Nicolas de Largillière
French, 1656 – 1746
Portrait of Marie-Anne de Châteauneuf, called Madamoiselle Duclos (1670 – 1748), in the Role of Ariadne, about 1712
Oil on canvas
64 1/4 × 51 1/2 in. (163.2 × 130.8 cm.)
77 3/4 × 65 3/8 × 4 1/8 in. (197.5 × 166.1 × 10.5 cm.) (frame)
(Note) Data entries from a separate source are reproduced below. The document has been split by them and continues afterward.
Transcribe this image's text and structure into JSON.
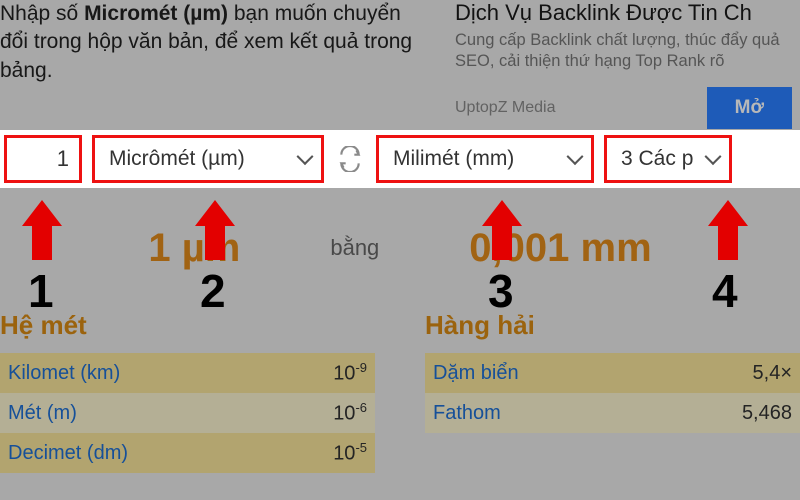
{
  "intro": {
    "line_pre": "Nhập số ",
    "bold": "Micromét (µm)",
    "line_post1": " bạn muốn chuyển",
    "line2": "đổi trong hộp văn bản, để xem kết quả trong",
    "line3": "bảng."
  },
  "ad": {
    "title": "Dịch Vụ Backlink Được Tin Ch",
    "desc": "Cung cấp Backlink chất lượng, thúc đẩy quả SEO, cải thiện thứ hạng Top Rank rõ",
    "brand": "UptopZ Media",
    "cta": "Mở"
  },
  "converter": {
    "input_value": "1",
    "from_label": "Micrômét (µm)",
    "to_label": "Milimét (mm)",
    "precision_label": "3 Các p"
  },
  "result": {
    "left": "1 µm",
    "eq": "bằng",
    "right": "0,001 mm"
  },
  "sections": {
    "metric_title": "Hệ mét",
    "nautical_title": "Hàng hải",
    "metric_rows": [
      {
        "label": "Kilomet (km)",
        "value_base": "10",
        "value_exp": "-9"
      },
      {
        "label": "Mét (m)",
        "value_base": "10",
        "value_exp": "-6"
      },
      {
        "label": "Decimet (dm)",
        "value_base": "10",
        "value_exp": "-5"
      }
    ],
    "nautical_rows": [
      {
        "label": "Dặm biển",
        "value": "5,4×"
      },
      {
        "label": "Fathom",
        "value": "5,468"
      }
    ]
  },
  "annotations": {
    "n1": "1",
    "n2": "2",
    "n3": "3",
    "n4": "4"
  }
}
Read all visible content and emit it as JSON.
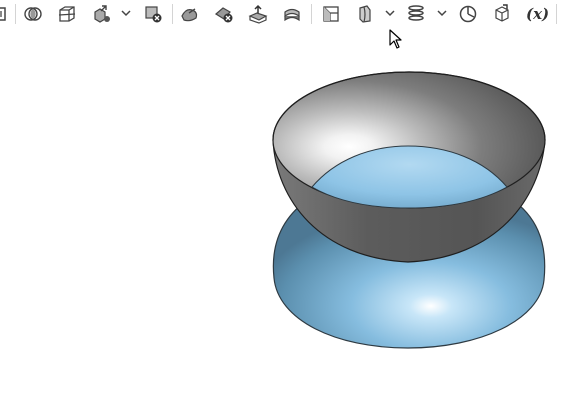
{
  "toolbar": {
    "items": [
      {
        "name": "partial-body-icon"
      },
      {
        "name": "combine-icon"
      },
      {
        "name": "split-body-icon"
      },
      {
        "name": "move-copy-icon"
      },
      {
        "name": "delete-body-icon"
      },
      {
        "name": "deform-face-icon"
      },
      {
        "name": "delete-face-icon"
      },
      {
        "name": "move-face-icon"
      },
      {
        "name": "thicken-icon"
      },
      {
        "name": "plane-icon"
      },
      {
        "name": "split-line-icon"
      },
      {
        "name": "helix-icon"
      },
      {
        "name": "curvature-icon"
      },
      {
        "name": "equations-icon"
      }
    ],
    "equations_label": "(x)"
  },
  "viewport": {
    "upper_shell_color": "#5a5a5a",
    "lower_shell_color": "#8cbfe0"
  }
}
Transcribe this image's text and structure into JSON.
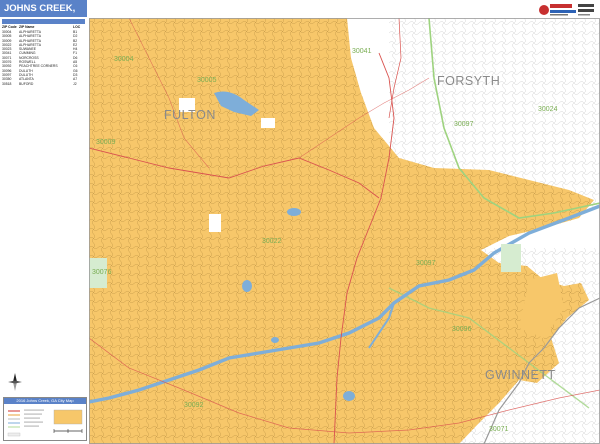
{
  "header": {
    "title": "JOHNS CREEK, GA"
  },
  "zip_table": {
    "columns": [
      "ZIP Code",
      "ZIP Name",
      "LOC"
    ],
    "rows": [
      {
        "zip": "30004",
        "name": "ALPHARETTA",
        "loc": "B1"
      },
      {
        "zip": "30005",
        "name": "ALPHARETTA",
        "loc": "D2"
      },
      {
        "zip": "30009",
        "name": "ALPHARETTA",
        "loc": "B2"
      },
      {
        "zip": "30022",
        "name": "ALPHARETTA",
        "loc": "E2"
      },
      {
        "zip": "30023",
        "name": "SUWANEE",
        "loc": "H4"
      },
      {
        "zip": "30041",
        "name": "CUMMING",
        "loc": "F1"
      },
      {
        "zip": "30071",
        "name": "NORCROSS",
        "loc": "D6"
      },
      {
        "zip": "30076",
        "name": "ROSWELL",
        "loc": "A5"
      },
      {
        "zip": "30092",
        "name": "PEACHTREE CORNERS",
        "loc": "C6"
      },
      {
        "zip": "30096",
        "name": "DULUTH",
        "loc": "G6"
      },
      {
        "zip": "30097",
        "name": "DULUTH",
        "loc": "D3"
      },
      {
        "zip": "30350",
        "name": "ATLANTA",
        "loc": "A7"
      },
      {
        "zip": "30518",
        "name": "BUFORD",
        "loc": "J2"
      }
    ]
  },
  "legend": {
    "title": "2016 Johns Creek, GA City Map"
  },
  "map": {
    "counties": [
      {
        "name": "FULTON"
      },
      {
        "name": "FORSYTH"
      },
      {
        "name": "GWINNETT"
      }
    ],
    "zip_labels": [
      {
        "text": "30004"
      },
      {
        "text": "30005"
      },
      {
        "text": "30009"
      },
      {
        "text": "30041"
      },
      {
        "text": "30097"
      },
      {
        "text": "30024"
      },
      {
        "text": "30022"
      },
      {
        "text": "30097"
      },
      {
        "text": "30096"
      },
      {
        "text": "30076"
      },
      {
        "text": "30092"
      },
      {
        "text": "30071"
      }
    ],
    "colors": {
      "city_area": "#f7c76a",
      "water": "#7eaed9",
      "roads_major": "#d9534f",
      "county_border": "#9ed37f"
    }
  }
}
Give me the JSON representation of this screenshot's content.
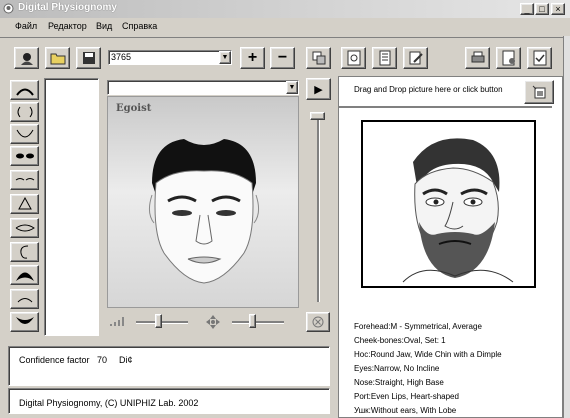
{
  "window": {
    "title": "Digital Physiognomy",
    "minimize": "_",
    "maximize": "□",
    "close": "×"
  },
  "menu": [
    "Файл",
    "Редактор",
    "Вид",
    "Справка"
  ],
  "toolbar": {
    "combo_value": "3765",
    "plus_label": "+",
    "minus_label": "−"
  },
  "features": [
    "forehead",
    "cheek-bones",
    "jaw",
    "eyes",
    "eyebrows",
    "nose",
    "lips",
    "ear",
    "hair",
    "chin",
    "beard"
  ],
  "face_panel": {
    "label": "Egoist",
    "dropdown_value": "",
    "play_label": "▶"
  },
  "right_panel": {
    "drag_hint": "Drag and Drop picture here or click button"
  },
  "description": [
    "Forehead:M - Symmetrical, Average",
    "Cheek-bones:Oval, Set: 1",
    "Hoc:Round Jaw, Wide Chin with a Dimple",
    "Eyes:Narrow, No Incline",
    "Nose:Straight, High Base",
    "Port:Even Lips, Heart-shaped",
    "Ушк:Without ears, With Lobe"
  ],
  "status": {
    "confidence_label": "Confidence factor",
    "confidence_value": "70",
    "confidence_extra": "Di¢",
    "copyright": "Digital Physiognomy, (C) UNIPHIZ Lab. 2002"
  }
}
Museum purchase, Mrs. Blakemore Wheeler Fund
Conservation funded in part by a grant from the National Endowment for the Arts, a Federal agency  1966.15

A French “It Girl”
Mademoiselle Duclos was one of the most famous actresses of the Comédie Française in Paris. She made her debut on the stage in 1693 and retired in 1746, after playing dozens of roles in tragic dramas. For her portrait, she chose to depict herself in the title role from the play Ariadne by Thomas Corneille (1625 – 1709), one of her very first starring performances. Reviews from the time mention her exaggerated mannerisms and the grandiose delivery of her lines. By many accounts, Mademoiselle Duclos had a temperament to match her performance style. The writer and philosopher Voltaire (1694 – 1778) even published an unflattering poem about the actress and her love affairs. Knowing the context of her life as a celebrity, do you think the artist captured the actress’s personality? Do you think she was pleased with her likeness?